Se llamaba Probo y se quitó la vida con cincuenta y un años,
dos meses y veinticuatro días. Pocas cosas fueron interesantes en su vida. Pocas
en su muerte. Si acaso que eligió el ahorcamiento como el acto definitivo de su
existencia. Siempre me pareció éste un suicidio de pobre. Los ricos se
atiborran de pastillas y güisqui de marca y los suicidas más bizarros saltan al
vacío en una última pose heroica. Pero Probo se ahorcó. Quedó su cuerpo colgado
como un péndulo de trapo. Tenía Probo una alopecia heredada, dos hijas ya
mocitas, una mujer que lo quería, un bar donde tomar un medio templado y un
puñado de amigos de los de toda la vida. Fue siempre buen compañero, buen padre
y buen marido.
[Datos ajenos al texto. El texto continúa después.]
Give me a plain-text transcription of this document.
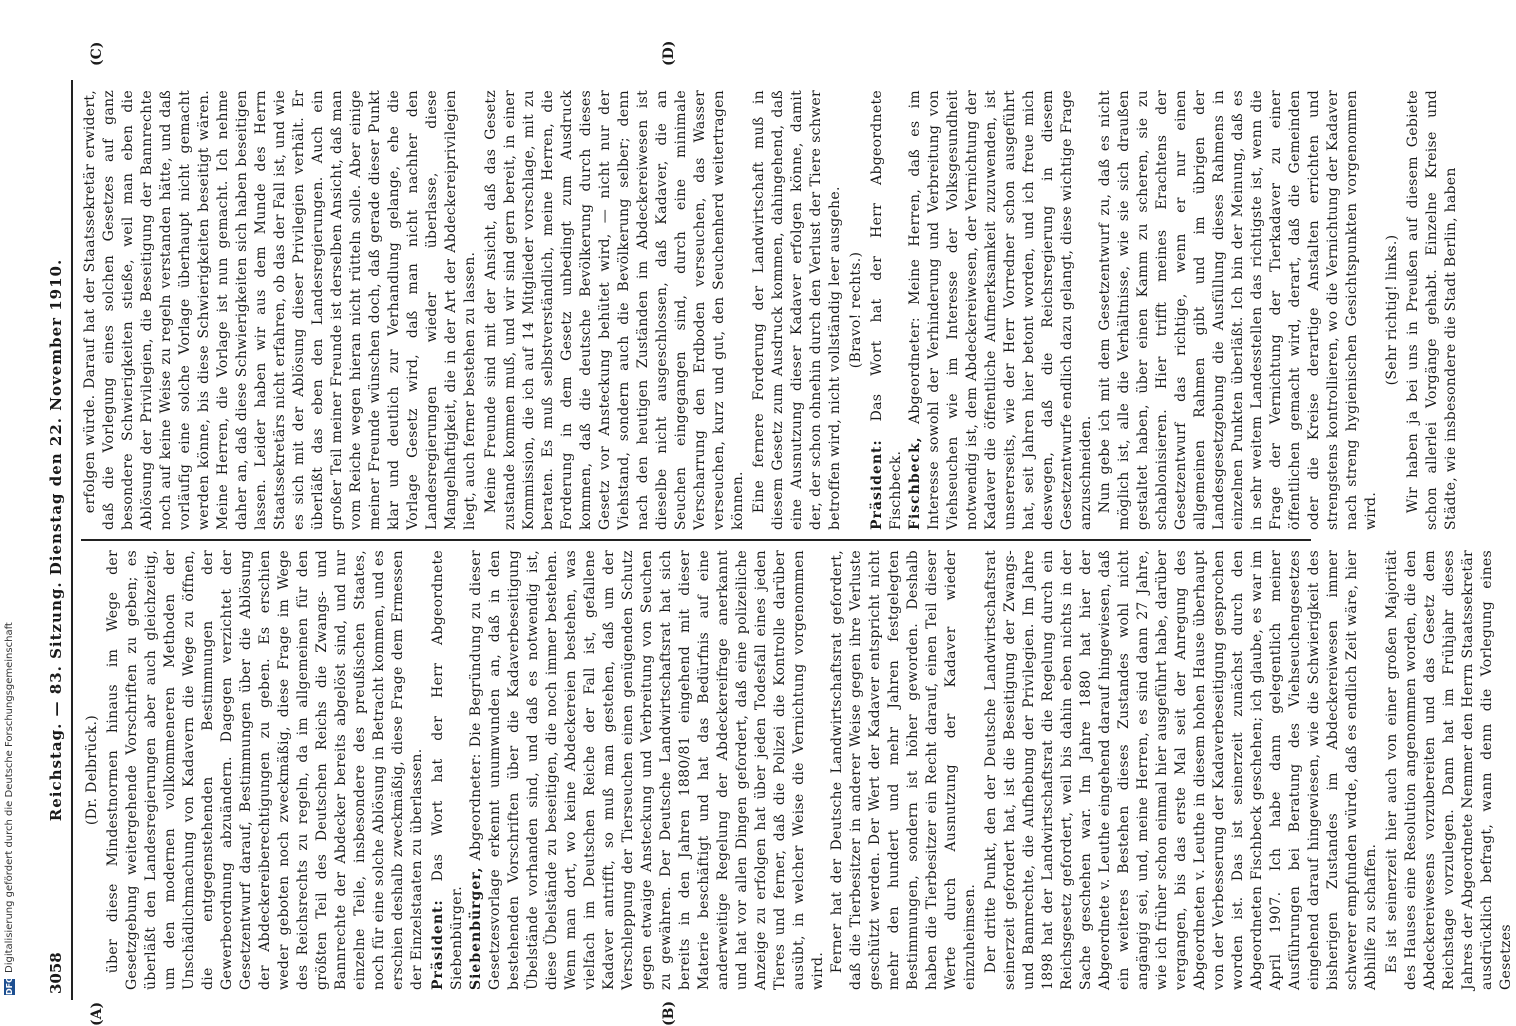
3058
Reichstag. — 83. Sitzung. Dienstag den 22. November 1910.
(A)	(B)
(C)	(D)

(Dr. Delbrück.) über diese Mindestnormen hinaus im Wege der Gesetzgebung weitergehende Vorschriften zu geben; es überläßt den Landesregierungen aber auch gleichzeitig, um den modernen vollkommeneren Methoden der Unschädlichmachung von Kadavern die Wege zu öffnen, die entgegenstehenden Bestimmungen der Gewerbeordnung abzuändern. Dagegen verzichtet der Gesetzentwurf darauf, Bestimmungen über die Ablösung der Abdeckereiberechtigungen zu geben. Es erschien weder geboten noch zweckmäßig, diese Frage im Wege des Reichsrechts zu regeln, da im allgemeinen für den größten Teil des Deutschen Reichs die Zwangs- und Bannrechte der Abdecker bereits abgelöst sind, und nur einzelne Teile, insbesondere des preußischen Staates, noch für eine solche Ablösung in Betracht kommen, und es erschien deshalb zweckmäßig, diese Frage dem Ermessen der Einzelstaaten zu überlassen. Präsident: Das Wort hat der Herr Abgeordnete Siebenbürger. Siebenbürger, Abgeordneter: Die Begründung zu dieser Gesetzesvorlage erkennt unumwunden an, daß in den bestehenden Vorschriften über die Kadaverbeseitigung Übelstände vorhanden sind, und daß es notwendig ist, diese Übelstände zu beseitigen, die noch immer bestehen. Wenn man dort, wo keine Abdeckereien bestehen, was vielfach im Deutschen Reiche der Fall ist, gefallene Kadaver antrifft, so muß man gestehen, daß um der Verschleppung der Tierseuchen einen genügenden Schutz gegen etwaige Ansteckung und Verbreitung von Seuchen zu gewähren. Der Deutsche Landwirtschaftsrat hat sich bereits in den Jahren 1880/81 eingehend mit dieser Materie beschäftigt und hat das Bedürfnis auf eine anderweitige Regelung der Abdeckereifrage anerkannt und hat vor allen Dingen gefordert, daß eine polizeiliche Anzeige zu erfolgen hat über jeden Todesfall eines jeden Tieres und ferner, daß die Polizei die Kontrolle darüber ausübt, in welcher Weise die Vernichtung vorgenommen wird. Ferner hat der Deutsche Landwirtschaftsrat gefordert, daß die Tierbesitzer in anderer Weise gegen ihre Verluste geschützt werden. Der Wert der Kadaver entspricht nicht mehr den hundert und mehr Jahren festgelegten Bestimmungen, sondern ist höher geworden. Deshalb haben die Tierbesitzer ein Recht darauf, einen Teil dieser Werte durch Ausnutzung der Kadaver wieder einzuheimsen. Der dritte Punkt, den der Deutsche Landwirtschaftsrat seinerzeit gefordert hat, ist die Beseitigung der Zwangs- und Bannrechte, die Aufhebung der Privilegien. Im Jahre 1898 hat der Landwirtschaftsrat die Regelung durch ein Reichsgesetz gefordert, weil bis dahin eben nichts in der Sache geschehen war. Im Jahre 1880 hat hier der Abgeordnete v. Leuthe eingehend darauf hingewiesen, daß ein weiteres Bestehen dieses Zustandes wohl nicht angängig sei, und, meine Herren, es sind dann 27 Jahre, wie ich früher schon einmal hier ausgeführt habe, darüber vergangen, bis das erste Mal seit der Anregung des Abgeordneten v. Leuthe in diesem hohen Hause überhaupt von der Verbesserung der Kadaverbeseitigung gesprochen worden ist. Das ist seinerzeit zunächst durch den Abgeordneten Fischbeck geschehen; ich glaube, es war im April 1907. Ich habe dann gelegentlich meiner Ausführungen bei Beratung des Viehseuchengesetzes eingehend darauf hingewiesen, wie die Schwierigkeit des bisherigen Zustandes im Abdeckereiwesen immer schwerer empfunden würde, daß es endlich Zeit wäre, hier Abhilfe zu schaffen. Es ist seinerzeit hier auch von einer großen Majorität des Hauses eine Resolution angenommen worden, die den Abdeckereiwesens vorzubereiten und das Gesetz dem Reichstage vorzulegen. Dann hat im Frühjahr dieses Jahres der Abgeordnete Nemmer den Herrn Staatssekretär ausdrücklich befragt, wann denn die Vorlegung eines Gesetzes

erfolgen würde. Darauf hat der Staatssekretär erwidert, daß die Vorlegung eines solchen Gesetzes auf ganz besondere Schwierigkeiten stieße, weil man eben die Ablösung der Privilegien, die Beseitigung der Bannrechte noch auf keine Weise zu regeln verstanden hätte, und daß vorläufig eine solche Vorlage überhaupt nicht gemacht werden könne, bis diese Schwierigkeiten beseitigt wären. Meine Herren, die Vorlage ist nun gemacht. Ich nehme daher an, daß diese Schwierigkeiten sich haben beseitigen lassen. Leider haben wir aus dem Munde des Herrn Staatssekretärs nicht erfahren, ob das der Fall ist, und wie es sich mit der Ablösung dieser Privilegien verhält. Er überläßt das eben den Landesregierungen. Auch ein großer Teil meiner Freunde ist derselben Ansicht, daß man vom Reiche wegen hieran nicht rütteln solle. Aber einige meiner Freunde wünschen doch, daß gerade dieser Punkt klar und deutlich zur Verhandlung gelange, ehe die Vorlage Gesetz wird, daß man nicht nachher den Landesregierungen wieder überlasse, diese Mangelhaftigkeit, die in der Art der Abdeckereiprivilegien liegt, auch ferner bestehen zu lassen. Meine Freunde sind mit der Ansicht, daß das Gesetz zustande kommen muß, und wir sind gern bereit, in einer Kommission, die ich auf 14 Mitglieder vorschlage, mit zu beraten. Es muß selbstverständlich, meine Herren, die Forderung in dem Gesetz unbedingt zum Ausdruck kommen, daß die deutsche Bevölkerung durch dieses Gesetz vor Ansteckung behütet wird, — nicht nur der Viehstand, sondern auch die Bevölkerung selber; denn nach den heutigen Zuständen im Abdeckereiwesen ist dieselbe nicht ausgeschlossen, daß Kadaver, die an Seuchen eingegangen sind, durch eine minimale Verscharrung den Erdboden verseuchen, das Wasser verseuchen, kurz und gut, den Seuchenherd weitertragen können. Eine fernere Forderung der Landwirtschaft muß in diesem Gesetz zum Ausdruck kommen, dahingehend, daß eine Ausnutzung dieser Kadaver erfolgen könne, damit der, der schon ohnehin durch den Verlust der Tiere schwer betroffen wird, nicht vollständig leer ausgehe. (Bravo! rechts.)

Präsident: Das Wort hat der Herr Abgeordnete Fischbeck. Fischbeck, Abgeordneter: Meine Herren, daß es im Interesse sowohl der Verhinderung und Verbreitung von Viehseuchen wie im Interesse der Volksgesundheit notwendig ist, dem Abdeckereiwesen, der Vernichtung der Kadaver die öffentliche Aufmerksamkeit zuzuwenden, ist unsererseits, wie der Herr Vorredner schon ausgeführt hat, seit Jahren hier betont worden, und ich freue mich deswegen, daß die Reichsregierung in diesem Gesetzentwurfe endlich dazu gelangt, diese wichtige Frage anzuschneiden. Nun gebe ich mit dem Gesetzentwurf zu, daß es nicht möglich ist, alle die Verhältnisse, wie sie sich draußen gestaltet haben, über einen Kamm zu scheren, sie zu schablonisieren. Hier trifft meines Erachtens der Gesetzentwurf das richtige, wenn er nur einen allgemeinen Rahmen gibt und im übrigen der Landesgesetzgebung die Ausfüllung dieses Rahmens in einzelnen Punkten überläßt. Ich bin der Meinung, daß es in sehr weitem Landesstellen das richtigste ist, wenn die Frage der Vernichtung der Tierkadaver zu einer öffentlichen gemacht wird, derart, daß die Gemeinden oder die Kreise derartige Anstalten errichten und strengstens kontrollieren, wo die Vernichtung der Kadaver nach streng hygienischen Gesichtspunkten vorgenommen wird.

(Sehr richtig! links.) Wir haben ja bei uns in Preußen auf diesem Gebiete schon allerlei Vorgänge gehabt. Einzelne Kreise und Städte, wie insbesondere die Stadt Berlin, haben

DFG
Digitalisierung gefördert durch die Deutsche Forschungsgemeinschaft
No iba a misa pero creía en Dios y en la Virgen de su pueblo. Hacía
ocho años que se había comprado su casita en las afueras. Nada suntuoso. Dos
plantas y un huertecito trasero que escupía tomates y calabacines. Entregó al
banco sus ahorros de toda la vida y aún así le quedó una hipoteca de ciertos
quilates. Esto lo pagas tú con la gorra
–le dijo aquel director de sucursal con olor a ambientador de anuncio y reloj
de pulsera mayestático. Hace dos años cerró su empresa y Probo se quedó sin gorra. No perdió la sonrisa de día, pero
se lo fueron comiendo –de dentro a afuera que es como duele- las sombras por la
noche. Al inicio de su percance todos lo rodearon pero, como pasa con las
miserias, acaban dejándote solo porque cada cual tiene su mijita… Y así penó Probo estos dos años y algunos días sueltos. Con
los lunes echados al hombro y el despertador mudo. Y penó hasta que las manos se le quedaron vacías de no usarlas. Y penó hasta que llegaron las cartas del banco. Y hasta que el puchero
fue quedando estrecho de carne. Y hasta que aquella noche no quiso más
conversaciones con las sombras…
A
la mañana. Una vez que su cuerpo volvió a tocar tierra y su María clamaba al
cielo, el juez que levantó el cadáver dijo hay
que hacer algo. El concejal del ayuntamiento que se presentó -porque era de
recibo- dijo hay que hacer algo. El bancario
del reloj mayestático dijo hay que hacer
algo. Yo, que fui el primero en ver a Probo colgado del árbol de su huerto,
los miré con sorna en las pupilas, y con voz de malquerencia les espeté con
asco: No sé si habrá sogas para todos.